• 141
    antalyaspor – galatasaray : 3-0 kara tablo

    ben sıkıldım yazmaktan galatasaray sıkılmadı arkadaş ya. yine yenildi galatasaray. averaj oldu sıfırın altında 8. bu soğukta bütün galatasaraylılar üşüyoruz adnan polat reis. sıralamadaki yerimiz uğursuz 13.

    oysa maç hiç de fena başlamamıştı. tamam antalya üstümüze geliyordu da, biz de çıkıyorduk ileri. arda topu ileride tutup, takımın orada kalmasını sağlamaya başlamıştı, bu takım için ne kadar önemli bir oyuncu olduğunu gösteriyordu. oyundan çıkana kadar da buna devam etti, ha gören gözler için tabii, artniyetliler konumuz dışı.
    sonra ne olduysa yine bir kornerde oldu. bir türlü çıkarılamayan top gitti ağlara takıldı. birinci devre yanlış hatırlamıyorsam biz 8, antalya 1 korner attı, ilk yarı skoru 1-0 antalya lehine, istatistik bir şey anlatmaz, neydi mini etek gibiydi di mi istatistik. aslında tcoskun’un dediği gibi, mini etek güzeldir lan.

    ikinci devre kendi kendime dedim ki “ulan takım da iyi oynuyor ama serkan birazdan kırmızıyı görür yine fişi çeker”. olayın kahramanı yine serkan oldu ama bu sefer necati’ye gol pası verdi, ve hakikaten fişi çekti. ufuk da penaltıyı yaptırdı şalteri kapattı. bundan sonrası futbolcular için de, hakemler için de, tribünler için de, tv başındaki galatasaraylılar için de zul oldu. keşke sabah arayıp halı sahaya çağıran arkadaşın sözünü dinleseydim diye de düşünmedim değil. 3.golden sonra çıksam halı sahaya yetişirdim valla.

    önce yekta’nın sonra arda’nın çabalarının boşa gitti, yazık. halbuki normal şartlarda bu iki adam takımı şahlandırırlar, ama şaha kalkmak için önce ayakta durmak lazım, ne yazık ki küçücük bir darbede dizleri üzerine çöken bir takım oldu galatasaray. kim ne kadar direnirse dirensin olmuyor bir türlü.

    takım niye bu halde, aylarca, sayfalarca yazdığım için çok üzerinde durmaya gerek yok. ama dikkat çekmek istediğim önemli bir konu var. rijkaard, hagi, ünder hatta kerimoğlu. hepsinin ilk tercihleri aynı adamlardı. tesadüf olabilir mi? yoksa bizim topçular idman topçusu mu? öyle ya, her hoca aynı adamları ilk 11 oynatıyor ama bu adamlar maçlarda dökülüyor. bizim gördüğümüzü bu anlı şanlı adamlar göremiyor olamaz.
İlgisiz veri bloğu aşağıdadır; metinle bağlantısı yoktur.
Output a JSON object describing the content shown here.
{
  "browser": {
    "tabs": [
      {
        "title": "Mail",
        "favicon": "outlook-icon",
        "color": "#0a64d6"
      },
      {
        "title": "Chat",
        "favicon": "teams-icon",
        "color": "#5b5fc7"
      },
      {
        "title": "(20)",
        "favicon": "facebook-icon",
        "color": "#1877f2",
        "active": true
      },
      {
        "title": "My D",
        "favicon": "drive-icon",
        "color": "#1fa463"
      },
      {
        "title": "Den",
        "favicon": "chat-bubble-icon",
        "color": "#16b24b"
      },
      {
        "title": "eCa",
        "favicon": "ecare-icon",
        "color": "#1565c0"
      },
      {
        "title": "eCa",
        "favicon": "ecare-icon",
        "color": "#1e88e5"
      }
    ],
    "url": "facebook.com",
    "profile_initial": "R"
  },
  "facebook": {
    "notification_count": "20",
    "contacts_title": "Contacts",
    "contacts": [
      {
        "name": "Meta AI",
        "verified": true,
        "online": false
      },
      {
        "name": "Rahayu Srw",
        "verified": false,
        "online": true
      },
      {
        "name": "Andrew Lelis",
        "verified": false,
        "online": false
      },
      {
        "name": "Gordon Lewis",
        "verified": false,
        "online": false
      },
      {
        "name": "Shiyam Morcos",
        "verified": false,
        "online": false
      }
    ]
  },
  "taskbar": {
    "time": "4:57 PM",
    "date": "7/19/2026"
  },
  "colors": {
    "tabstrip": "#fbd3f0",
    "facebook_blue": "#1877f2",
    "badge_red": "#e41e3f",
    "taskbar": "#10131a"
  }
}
    türkçe’de bazı şeyleri kestirmeden tanımlamak için kullanabileceğimiz sözler var, bu gece itibariyle güzel sözler diyemiyorum tabii. ama “göt kısmetten çıkınca, uçkur kendiliğinden çözülürmüş” lafı takıma cuk oturuyor. öyle ya, ilk golde topun uzaklaşamaması, ikinci golün pasını bizim vermemiz, üçüncü gol öncesi topun elle alınması, hakemin görmemesi ya da oynaaaaa demesi, 7 korner at gol atama, 1 korner atsınlar golü ye. göteborg da değil ya lan bu antalya.
    durum fena. makara yaparmış gibi yazdığıma bakmayın. padişahın zam üstüne zam koyup da tebaanın artık gülmeye başlaması gibi. yoksa, bilen bilir içim kan ağlıyor.